Related: Falling Oil Prices Will Hurt Russia, Iran and ISIS

The buyer typically has to exchange his own country’s currency for dollars before the transaction can be settled – so when the dollar surges in value, it raises the effective price of the oil.

“If the dollar is getting strong and you are a non-dollar country, there is a little premium that is attached to the price of anything priced in dollars,” said Steve Hanke, a professor of applied economics at Johns Hopkins University and a senior fellow at the Cato Institute.

Conversely, if you are a non-dollar country that exports oil, the surging dollar is good news.

The effect can sometimes be ironic. For instance, now, at a time when the U.S. and its allies are going to great lengths to hobble the Russian economy, the U.S. dollar is doing Russian President Vladimir Putin a favor, albeit a small one, by increasing the profit margin on its oil sales.

Related: Putin Is Hoarding Gold and Rattling Sabers – Why Now?

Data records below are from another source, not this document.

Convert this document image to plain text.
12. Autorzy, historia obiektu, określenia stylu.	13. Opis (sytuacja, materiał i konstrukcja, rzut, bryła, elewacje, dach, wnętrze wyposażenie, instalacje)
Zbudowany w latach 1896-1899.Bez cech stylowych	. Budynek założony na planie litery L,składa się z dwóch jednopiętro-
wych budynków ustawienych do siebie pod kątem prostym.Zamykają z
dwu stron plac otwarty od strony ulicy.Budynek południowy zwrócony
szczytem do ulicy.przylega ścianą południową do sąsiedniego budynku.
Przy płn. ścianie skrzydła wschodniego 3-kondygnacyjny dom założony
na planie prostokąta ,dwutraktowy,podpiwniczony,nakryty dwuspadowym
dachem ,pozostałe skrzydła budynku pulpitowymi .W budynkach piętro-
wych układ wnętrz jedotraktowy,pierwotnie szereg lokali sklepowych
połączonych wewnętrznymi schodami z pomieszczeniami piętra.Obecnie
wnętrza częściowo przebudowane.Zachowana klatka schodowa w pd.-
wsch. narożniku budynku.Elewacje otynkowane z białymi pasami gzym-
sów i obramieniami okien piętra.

“For exporters of oil, the strong dollar does give them a little premium that they wouldn’t be getting if the dollar was weak,” said Hanke. He was quick to point out, however, that the drop in oil prices, from near $115 per barrel to $78 yesterday, far outweighs any boost the strong dollar may have given Russian exports.

While economic troubles in Europe suggest the dollar may remain strong for some time to come, there is a difference of opinion on the future of oil prices.

In a research note Thursday, Michelle Meyer and Lisa C. Berlin of Bank of America Merrill Lynch wrote, “Our commodity research team believes that an increase in supply is the main factor behind the latest drop in prices. They, therefore, view it to be transitory and expect OPEC to cut supply and US production growth to ease.” The result, they said, should be oil prices heading north again before year-end.

On Friday, however, the International Energy Agency released a report suggesting that the decline in oil prices is not likely to slow anytime soon. The IEA said downward pressure on prices could become even greater in the first half of 2015, and suggested that the world market has entered a “new chapter” with regard to energy prices.